Modern counterparts of these plants exist, but Svetlana Yashina, who regenerated the plants, took careful steps to assure the antiquity of the tissue from which they were derived.
Over millennia, the squirrel’s burrow fossilised and was buried under increasing layers of ice. The plants within were kept at a nippy -7 degrees Celsius, surrounded by permanently frozen soil and the petrifying bones of mammoths and woolly rhinos. They never thawed. They weren’t disturbed. By the time they were found and defrosted by scientists, they had been buried to a depth of 38 metres, and frozen for around 31,800 years.

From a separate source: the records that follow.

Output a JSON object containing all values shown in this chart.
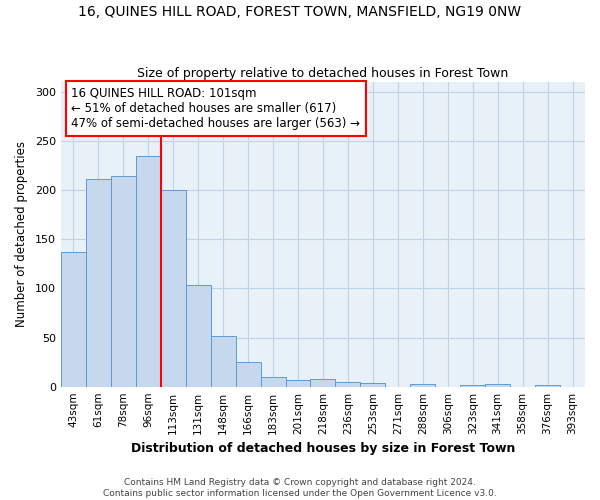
{
  "title": "16, QUINES HILL ROAD, FOREST TOWN, MANSFIELD, NG19 0NW",
  "subtitle": "Size of property relative to detached houses in Forest Town",
  "xlabel": "Distribution of detached houses by size in Forest Town",
  "ylabel": "Number of detached properties",
  "bar_labels": [
    "43sqm",
    "61sqm",
    "78sqm",
    "96sqm",
    "113sqm",
    "131sqm",
    "148sqm",
    "166sqm",
    "183sqm",
    "201sqm",
    "218sqm",
    "236sqm",
    "253sqm",
    "271sqm",
    "288sqm",
    "306sqm",
    "323sqm",
    "341sqm",
    "358sqm",
    "376sqm",
    "393sqm"
  ],
  "bar_values": [
    137,
    211,
    214,
    235,
    200,
    103,
    52,
    25,
    10,
    7,
    8,
    5,
    4,
    0,
    3,
    0,
    2,
    3,
    0,
    2,
    0
  ],
  "bar_color": "#c5d8ed",
  "bar_edge_color": "#5b9bd5",
  "red_line_x": 3.5,
  "annotation_line1": "16 QUINES HILL ROAD: 101sqm",
  "annotation_line2": "← 51% of detached houses are smaller (617)",
  "annotation_line3": "47% of semi-detached houses are larger (563) →",
  "annotation_box_color": "white",
  "annotation_box_edge_color": "red",
  "ylim": [
    0,
    310
  ],
  "yticks": [
    0,
    50,
    100,
    150,
    200,
    250,
    300
  ],
  "grid_color": "#c0d4e8",
  "background_color": "#e8f0f8",
  "footer_line1": "Contains HM Land Registry data © Crown copyright and database right 2024.",
  "footer_line2": "Contains public sector information licensed under the Open Government Licence v3.0."
}
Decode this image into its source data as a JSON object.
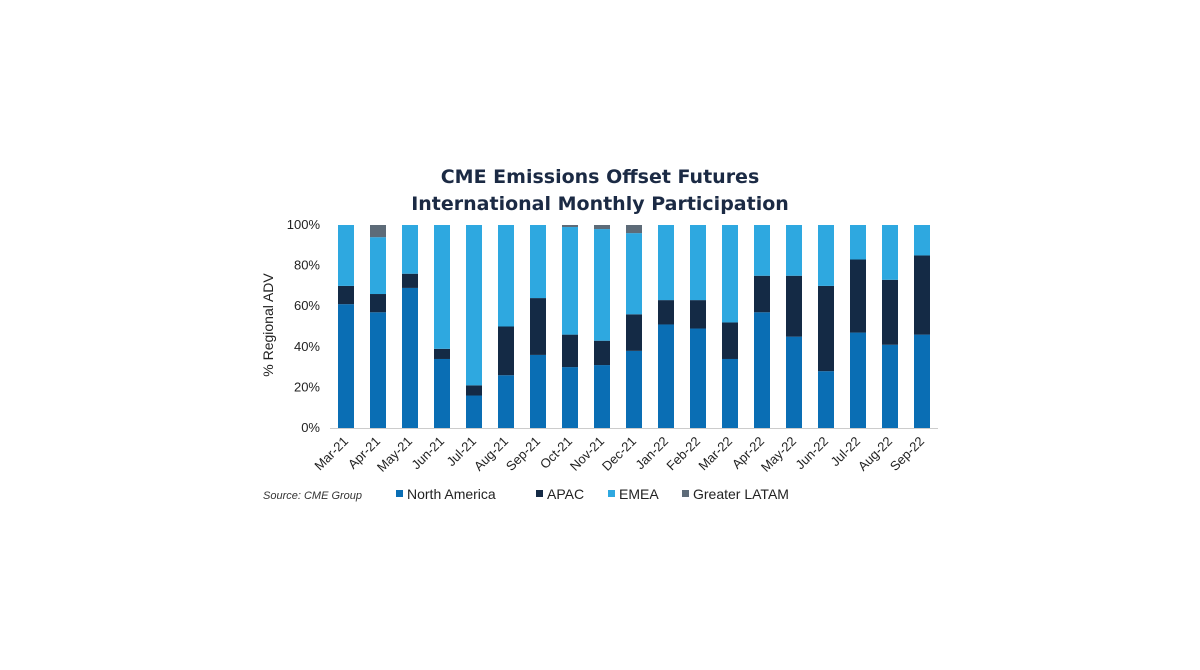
{
  "chart_data": {
    "type": "bar",
    "stacked": true,
    "title": "CME Emissions Offset Futures",
    "subtitle": "International Monthly Participation",
    "ylabel": "% Regional ADV",
    "xlabel": "",
    "ylim": [
      0,
      100
    ],
    "yticks": [
      "0%",
      "20%",
      "40%",
      "60%",
      "80%",
      "100%"
    ],
    "grid": false,
    "legend": "bottom",
    "source": "Source: CME Group",
    "categories": [
      "Mar-21",
      "Apr-21",
      "May-21",
      "Jun-21",
      "Jul-21",
      "Aug-21",
      "Sep-21",
      "Oct-21",
      "Nov-21",
      "Dec-21",
      "Jan-22",
      "Feb-22",
      "Mar-22",
      "Apr-22",
      "May-22",
      "Jun-22",
      "Jul-22",
      "Aug-22",
      "Sep-22"
    ],
    "series": [
      {
        "name": "North America",
        "color": "#0a6eb4",
        "values": [
          61,
          57,
          69,
          34,
          16,
          26,
          36,
          30,
          31,
          38,
          51,
          49,
          34,
          57,
          45,
          28,
          47,
          41,
          46
        ]
      },
      {
        "name": "APAC",
        "color": "#142a45",
        "values": [
          9,
          9,
          7,
          5,
          5,
          24,
          28,
          16,
          12,
          18,
          12,
          14,
          18,
          18,
          30,
          42,
          36,
          32,
          39
        ]
      },
      {
        "name": "EMEA",
        "color": "#2ea8e0",
        "values": [
          30,
          28,
          24,
          61,
          79,
          50,
          36,
          53,
          55,
          40,
          37,
          37,
          48,
          25,
          25,
          30,
          17,
          27,
          15
        ]
      },
      {
        "name": "Greater LATAM",
        "color": "#5d6b78",
        "values": [
          0,
          6,
          0,
          0,
          0,
          0,
          0,
          1,
          2,
          4,
          0,
          0,
          0,
          0,
          0,
          0,
          0,
          0,
          0
        ]
      }
    ]
  }
}
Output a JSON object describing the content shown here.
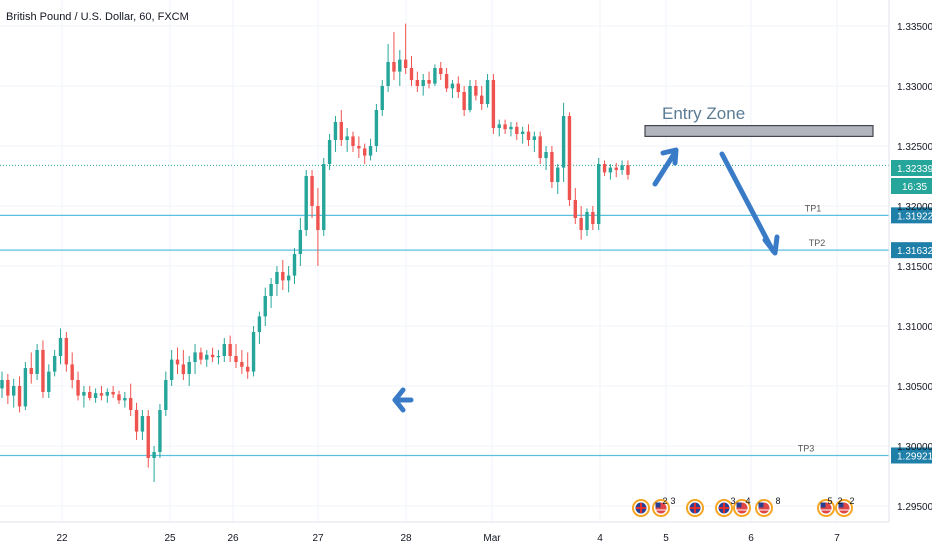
{
  "chart_data": {
    "type": "candlestick",
    "title": "British Pound / U.S. Dollar, 60, FXCM",
    "y_axis": {
      "ylim": [
        1.2945,
        1.3372
      ],
      "ticks": [
        "1.33500",
        "1.33000",
        "1.32500",
        "1.32000",
        "1.31500",
        "1.31000",
        "1.30500",
        "1.30000",
        "1.29500"
      ]
    },
    "x_axis": {
      "ticks": [
        "22",
        "25",
        "26",
        "27",
        "28",
        "Mar",
        "4",
        "5",
        "6",
        "7"
      ]
    },
    "current_price": {
      "label": "1.32339",
      "value": 1.32339,
      "timer": "16:35",
      "color": "#26a69a"
    },
    "levels": [
      {
        "name": "TP1",
        "value": 1.31922,
        "label": "1.31922"
      },
      {
        "name": "TP2",
        "value": 1.31632,
        "label": "1.31632"
      },
      {
        "name": "TP3",
        "value": 1.29921,
        "label": "1.29921"
      }
    ],
    "annotations": {
      "entry_zone": {
        "text": "Entry Zone",
        "low": 1.3258,
        "high": 1.3267
      }
    },
    "colors": {
      "up": "#26a69a",
      "down": "#ef5350",
      "level": "#5bc0de",
      "arrow": "#3a7bc8"
    },
    "events": [
      "2",
      "3",
      "3",
      "4",
      "8",
      "5",
      "2",
      "2"
    ],
    "candles": [
      [
        0,
        1.3048,
        1.3062,
        1.304,
        1.3055
      ],
      [
        1,
        1.3055,
        1.306,
        1.3035,
        1.3042
      ],
      [
        2,
        1.3042,
        1.3056,
        1.3032,
        1.305
      ],
      [
        3,
        1.305,
        1.3058,
        1.3028,
        1.3033
      ],
      [
        4,
        1.3033,
        1.307,
        1.303,
        1.3065
      ],
      [
        5,
        1.3065,
        1.3078,
        1.3052,
        1.306
      ],
      [
        6,
        1.306,
        1.3085,
        1.3055,
        1.308
      ],
      [
        7,
        1.308,
        1.3088,
        1.304,
        1.3045
      ],
      [
        8,
        1.3045,
        1.3068,
        1.304,
        1.3062
      ],
      [
        9,
        1.3062,
        1.308,
        1.3058,
        1.3075
      ],
      [
        10,
        1.3075,
        1.3098,
        1.3068,
        1.309
      ],
      [
        11,
        1.309,
        1.3095,
        1.3062,
        1.3068
      ],
      [
        12,
        1.3068,
        1.3078,
        1.3048,
        1.3055
      ],
      [
        13,
        1.3055,
        1.3062,
        1.3038,
        1.3042
      ],
      [
        14,
        1.3042,
        1.305,
        1.3032,
        1.3045
      ],
      [
        15,
        1.3045,
        1.305,
        1.3038,
        1.304
      ],
      [
        16,
        1.304,
        1.3048,
        1.3036,
        1.3044
      ],
      [
        17,
        1.3044,
        1.305,
        1.3038,
        1.3042
      ],
      [
        18,
        1.3042,
        1.3048,
        1.3036,
        1.3045
      ],
      [
        19,
        1.3045,
        1.305,
        1.304,
        1.3043
      ],
      [
        20,
        1.3043,
        1.3046,
        1.3035,
        1.3038
      ],
      [
        21,
        1.3038,
        1.3045,
        1.3032,
        1.304
      ],
      [
        22,
        1.304,
        1.3052,
        1.3025,
        1.303
      ],
      [
        23,
        1.303,
        1.3036,
        1.3005,
        1.3012
      ],
      [
        24,
        1.3012,
        1.303,
        1.3005,
        1.3025
      ],
      [
        25,
        1.3025,
        1.303,
        1.2982,
        1.299
      ],
      [
        26,
        1.299,
        1.3,
        1.297,
        1.2995
      ],
      [
        27,
        1.2995,
        1.3035,
        1.299,
        1.303
      ],
      [
        28,
        1.303,
        1.3062,
        1.3025,
        1.3055
      ],
      [
        29,
        1.3055,
        1.308,
        1.305,
        1.3072
      ],
      [
        30,
        1.3072,
        1.3082,
        1.306,
        1.3068
      ],
      [
        31,
        1.3068,
        1.308,
        1.3055,
        1.306
      ],
      [
        32,
        1.306,
        1.3075,
        1.305,
        1.307
      ],
      [
        33,
        1.307,
        1.3085,
        1.306,
        1.3078
      ],
      [
        34,
        1.3078,
        1.3082,
        1.3068,
        1.3072
      ],
      [
        35,
        1.3072,
        1.308,
        1.3066,
        1.3076
      ],
      [
        36,
        1.3076,
        1.3082,
        1.307,
        1.3074
      ],
      [
        37,
        1.3074,
        1.308,
        1.3068,
        1.3075
      ],
      [
        38,
        1.3075,
        1.309,
        1.307,
        1.3085
      ],
      [
        39,
        1.3085,
        1.3092,
        1.307,
        1.3075
      ],
      [
        40,
        1.3075,
        1.3085,
        1.3065,
        1.307
      ],
      [
        41,
        1.307,
        1.308,
        1.306,
        1.3066
      ],
      [
        42,
        1.3066,
        1.3078,
        1.3056,
        1.3062
      ],
      [
        43,
        1.3062,
        1.31,
        1.3058,
        1.3095
      ],
      [
        44,
        1.3095,
        1.3112,
        1.3085,
        1.3108
      ],
      [
        45,
        1.3108,
        1.3132,
        1.31,
        1.3125
      ],
      [
        46,
        1.3125,
        1.314,
        1.3115,
        1.3135
      ],
      [
        47,
        1.3135,
        1.315,
        1.3125,
        1.3145
      ],
      [
        48,
        1.3145,
        1.3155,
        1.313,
        1.3138
      ],
      [
        49,
        1.3138,
        1.315,
        1.3128,
        1.3142
      ],
      [
        50,
        1.3142,
        1.3165,
        1.3135,
        1.316
      ],
      [
        51,
        1.316,
        1.319,
        1.315,
        1.318
      ],
      [
        52,
        1.318,
        1.323,
        1.3175,
        1.3225
      ],
      [
        53,
        1.3225,
        1.323,
        1.319,
        1.32
      ],
      [
        54,
        1.32,
        1.3215,
        1.315,
        1.318
      ],
      [
        55,
        1.318,
        1.324,
        1.3175,
        1.3235
      ],
      [
        56,
        1.3235,
        1.326,
        1.323,
        1.3255
      ],
      [
        57,
        1.3255,
        1.3275,
        1.3245,
        1.327
      ],
      [
        58,
        1.327,
        1.328,
        1.325,
        1.3255
      ],
      [
        59,
        1.3255,
        1.3265,
        1.3245,
        1.3258
      ],
      [
        60,
        1.3258,
        1.3262,
        1.3245,
        1.325
      ],
      [
        61,
        1.325,
        1.3258,
        1.324,
        1.3248
      ],
      [
        62,
        1.3248,
        1.3252,
        1.3235,
        1.3242
      ],
      [
        63,
        1.3242,
        1.3256,
        1.3238,
        1.325
      ],
      [
        64,
        1.325,
        1.3285,
        1.3245,
        1.328
      ],
      [
        65,
        1.328,
        1.3305,
        1.3275,
        1.33
      ],
      [
        66,
        1.33,
        1.3335,
        1.3295,
        1.332
      ],
      [
        67,
        1.332,
        1.3345,
        1.3305,
        1.3312
      ],
      [
        68,
        1.3312,
        1.333,
        1.33,
        1.3322
      ],
      [
        69,
        1.3322,
        1.3352,
        1.331,
        1.3315
      ],
      [
        70,
        1.3315,
        1.3325,
        1.33,
        1.3305
      ],
      [
        71,
        1.3305,
        1.3312,
        1.3295,
        1.33
      ],
      [
        72,
        1.33,
        1.331,
        1.3292,
        1.3305
      ],
      [
        73,
        1.3305,
        1.3312,
        1.3298,
        1.3302
      ],
      [
        74,
        1.3302,
        1.3318,
        1.33,
        1.3315
      ],
      [
        75,
        1.3315,
        1.332,
        1.3305,
        1.331
      ],
      [
        76,
        1.331,
        1.3315,
        1.3295,
        1.3298
      ],
      [
        77,
        1.3298,
        1.3305,
        1.329,
        1.3302
      ],
      [
        78,
        1.3302,
        1.3308,
        1.329,
        1.3295
      ],
      [
        79,
        1.3295,
        1.33,
        1.3275,
        1.328
      ],
      [
        80,
        1.328,
        1.3305,
        1.3278,
        1.33
      ],
      [
        81,
        1.33,
        1.3305,
        1.3288,
        1.3292
      ],
      [
        82,
        1.3292,
        1.33,
        1.328,
        1.3285
      ],
      [
        83,
        1.3285,
        1.331,
        1.3282,
        1.3305
      ],
      [
        84,
        1.3305,
        1.331,
        1.326,
        1.3265
      ],
      [
        85,
        1.3265,
        1.3272,
        1.3258,
        1.3268
      ],
      [
        86,
        1.3268,
        1.3272,
        1.326,
        1.3264
      ],
      [
        87,
        1.3264,
        1.327,
        1.3258,
        1.3266
      ],
      [
        88,
        1.3266,
        1.327,
        1.3255,
        1.326
      ],
      [
        89,
        1.326,
        1.3266,
        1.3252,
        1.3262
      ],
      [
        90,
        1.3262,
        1.3268,
        1.325,
        1.3255
      ],
      [
        91,
        1.3255,
        1.3262,
        1.3245,
        1.3258
      ],
      [
        92,
        1.3258,
        1.3262,
        1.3235,
        1.324
      ],
      [
        93,
        1.324,
        1.325,
        1.323,
        1.3245
      ],
      [
        94,
        1.3245,
        1.325,
        1.3215,
        1.322
      ],
      [
        95,
        1.322,
        1.3235,
        1.321,
        1.3232
      ],
      [
        96,
        1.3232,
        1.3286,
        1.322,
        1.3275
      ],
      [
        97,
        1.3275,
        1.3278,
        1.32,
        1.3205
      ],
      [
        98,
        1.3205,
        1.3215,
        1.3185,
        1.319
      ],
      [
        99,
        1.319,
        1.32,
        1.3172,
        1.318
      ],
      [
        100,
        1.318,
        1.3198,
        1.3175,
        1.3195
      ],
      [
        101,
        1.3195,
        1.32,
        1.318,
        1.3185
      ],
      [
        102,
        1.3185,
        1.324,
        1.318,
        1.3235
      ],
      [
        103,
        1.3235,
        1.3238,
        1.3225,
        1.3228
      ],
      [
        104,
        1.3228,
        1.3235,
        1.3222,
        1.3232
      ],
      [
        105,
        1.3232,
        1.3236,
        1.3224,
        1.323
      ],
      [
        106,
        1.323,
        1.3238,
        1.3226,
        1.3234
      ],
      [
        107,
        1.3234,
        1.3238,
        1.3222,
        1.3226
      ]
    ]
  }
}
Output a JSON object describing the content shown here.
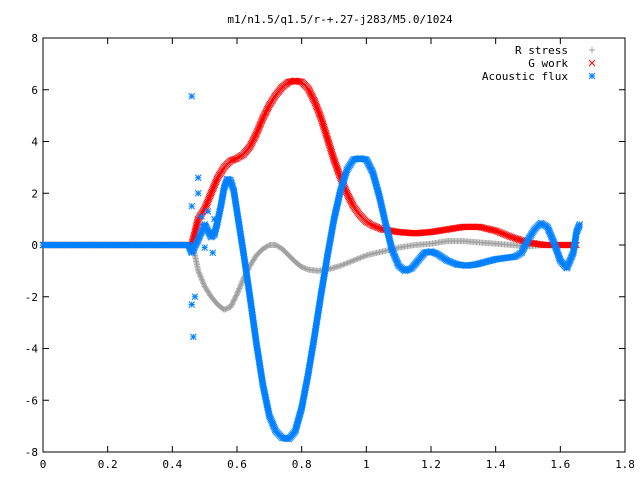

The data are published in the Proceedings of the National Academy of Sciences. Additional details are offered in a report in the New York Times:
Some of the storage chambers in the burrows contain more than 600,000 seeds and fruits...The researchers suggest that special circumstances may have contributed to the remarkable longevity of the campion plant cells. Squirrels construct their larders next to permafrost to keep seeds cool during the arctic summers, so the fruits would have been chilled from the start. The fruit’s placenta contains high levels of sucrose and phenols, which are good antifreeze agents.The Russians measured the ground radioactivity at the site, which can damage DNA, and say the amount of gamma radiation the campion fruit accumulated over 30,000 years is not much higher than that reported for a 1,300-year-old sacred lotus seed, from which a plant was successfully germinated.